Gezi / Gezi Yazıları / Türkiye'den / AYVANSARAY



 
MİSTİK İSTANBUL (I)
 
BİZANS’IN SOKAKLARI
 

“İstanbul’un tarihi yarımadası…” 
Bu üç sözcüğü duymak Bizans’ın karmaşasını, kiliseleri, ikonları, camileri, Türkler’i, Yahudiler’i, Rumlar’ı, Ermeniler’I, bacıları, duduları, yüzyıllarca oynanan oyunları, sarayları, zindanları hep bir arada düşündürdü bana.
 
 
Gerçekten, bir sokaktan geçerken bunların hepsini hissetmek, bunları çağrıştıracak izlere rastlamak mümkün olabilir miydi?
 
 
Çağlar boyu yolculuğa “tarihi yarımada”nın kuzeybatısından başlayalım.
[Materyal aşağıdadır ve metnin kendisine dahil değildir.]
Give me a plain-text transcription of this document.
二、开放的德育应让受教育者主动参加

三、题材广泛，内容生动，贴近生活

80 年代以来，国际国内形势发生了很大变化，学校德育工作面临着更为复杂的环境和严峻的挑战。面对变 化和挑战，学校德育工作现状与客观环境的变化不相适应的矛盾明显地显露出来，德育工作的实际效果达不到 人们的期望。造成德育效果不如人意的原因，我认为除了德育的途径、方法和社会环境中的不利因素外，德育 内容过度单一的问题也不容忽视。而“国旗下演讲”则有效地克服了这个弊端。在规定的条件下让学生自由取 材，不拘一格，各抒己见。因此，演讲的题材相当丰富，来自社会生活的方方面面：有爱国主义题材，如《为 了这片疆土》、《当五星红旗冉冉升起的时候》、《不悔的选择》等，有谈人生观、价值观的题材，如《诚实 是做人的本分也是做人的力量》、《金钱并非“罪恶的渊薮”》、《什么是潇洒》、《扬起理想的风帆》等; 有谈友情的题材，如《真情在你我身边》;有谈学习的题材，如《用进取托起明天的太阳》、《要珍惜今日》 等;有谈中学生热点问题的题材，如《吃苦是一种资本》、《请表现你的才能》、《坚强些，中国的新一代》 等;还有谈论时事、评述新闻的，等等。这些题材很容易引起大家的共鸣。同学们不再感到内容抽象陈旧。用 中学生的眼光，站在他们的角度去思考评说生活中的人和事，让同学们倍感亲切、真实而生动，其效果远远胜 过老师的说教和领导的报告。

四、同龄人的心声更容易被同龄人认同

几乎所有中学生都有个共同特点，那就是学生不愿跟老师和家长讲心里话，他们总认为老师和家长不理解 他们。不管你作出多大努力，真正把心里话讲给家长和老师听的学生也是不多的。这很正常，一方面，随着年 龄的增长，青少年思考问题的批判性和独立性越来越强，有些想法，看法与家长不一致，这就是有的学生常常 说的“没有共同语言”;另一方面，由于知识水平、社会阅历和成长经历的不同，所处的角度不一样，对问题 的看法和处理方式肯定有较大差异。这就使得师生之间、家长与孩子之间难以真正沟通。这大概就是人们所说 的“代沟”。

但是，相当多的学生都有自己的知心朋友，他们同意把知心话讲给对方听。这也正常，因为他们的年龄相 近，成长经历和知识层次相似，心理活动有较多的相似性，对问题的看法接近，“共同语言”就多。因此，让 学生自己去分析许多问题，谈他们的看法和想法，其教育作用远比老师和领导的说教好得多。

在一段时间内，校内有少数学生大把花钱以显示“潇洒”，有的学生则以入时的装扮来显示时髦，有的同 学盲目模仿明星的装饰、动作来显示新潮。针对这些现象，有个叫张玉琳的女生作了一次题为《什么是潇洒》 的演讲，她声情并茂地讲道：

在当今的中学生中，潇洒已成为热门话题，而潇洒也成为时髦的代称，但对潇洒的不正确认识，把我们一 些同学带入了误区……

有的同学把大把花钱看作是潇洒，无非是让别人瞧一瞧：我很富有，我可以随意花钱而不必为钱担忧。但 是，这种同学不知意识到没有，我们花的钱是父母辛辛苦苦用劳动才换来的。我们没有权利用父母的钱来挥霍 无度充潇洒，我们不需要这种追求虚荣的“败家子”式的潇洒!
Haliç kıyısında Ayvansaray’ın daracık sokaklarından içeri girdiğimde, beni önce harap durumdaki ahşap evler karşıladı. Evlerin arasına gerilmiş iplere asılı rengarenk çamaşırlar, yüzyıllar boyunca yaşananların coşkusuyla dans eder gibiler. Aysel Hanım’ın uçuşan çamaşırlarının gölgesinden geçtikten sonra, solda, pembe duvarın bitiminde karşıma çıkan demir kapıyı araladığımda Blahernai Ayazması’na girdiğimi öğreniyorum.
 
 
Blahernai semti ile ilgili antik çağa ait bir kalıntıya rastlanmamış ancak 379-395 yılları arasında yazıldığı belirlenen bir belgede, şehrin 14. bölgesi olup etrafının surlarla çevrili olduğu ve ikinci bir şehir oluşturduğu yazılmış. İçerisinde bir kilise, bir saray, bir nimfeum, bir hamam, bir tiyatro, bir lusorium, tahta köprü, on bir sokak, 167 ev, iki büyük direkli cadde , beş özel hamam, bir genel bir özel fırın ve beş ekmek dağıtım yeri varmış. Blahernai  Sarayı 5.yy da yapıldığı sanılan, içinde bir ibadet yeri, bir kabul salonu ve bir de yatak odası bulunan küçük bir köşk imiş. Daha sonraları, ana binaya ek olarak üç bina daha eklenmiş. Bugün yalnızca ayazması kalan Konstantinopolis’in Ayasofya’dan sonraki en önemli kilisesi, Blahernai Meryem (Teotokos) Kilisesi. Kilisenin bitişiğindeki şapelde Kudüs’ten gelen iki Bizanslı’nın getirdiği Meryem Ana giysileri saklanırmış. 10.yy’da büyük bir saray kompleksi oluşmuş ve 11.yy’dan itibaren imparatorların gözde mekanı haline gelmiş. I. Haçlı Seferi’nin başkomutanları surlara bitişik “kale” gibi yapılmış bu sarayda kabul edilmiş, kimbilir sahip olunan varsıllık komutanları nasıl etkilemişti.  Kilise 1400’lü yıllara kadar üç kez restore edilmiş, güvercin avlayan çocukların çıkardığı yangın sonucu 1434 yılında yanmış bir daha onarılmamış.
 
 
Ayazmanın çiçek kokulu bahçesinden geçip içine girdiğimde yanan mumların kokusunu, papazın dualarının mırıltısını, duvarların serinliğini hissederek, ellerimi uzatıyorum musluktan akan suya.
 
 
Ayazmadan çıkıp yukarı doğru yoluma devam ettiğimde İvaz Efendi Camii’ni görüyorum. Camii, Blahernai Sarayı’nın, o büyük ziyafetlerinin verildiği terasının üzerinde yer almaktadır. Bahçe kapısından içeri girdiğimde çocuklar karşılıyor beni. Önce avludaki altı köşeli çeşmeyi gösteriyorlar.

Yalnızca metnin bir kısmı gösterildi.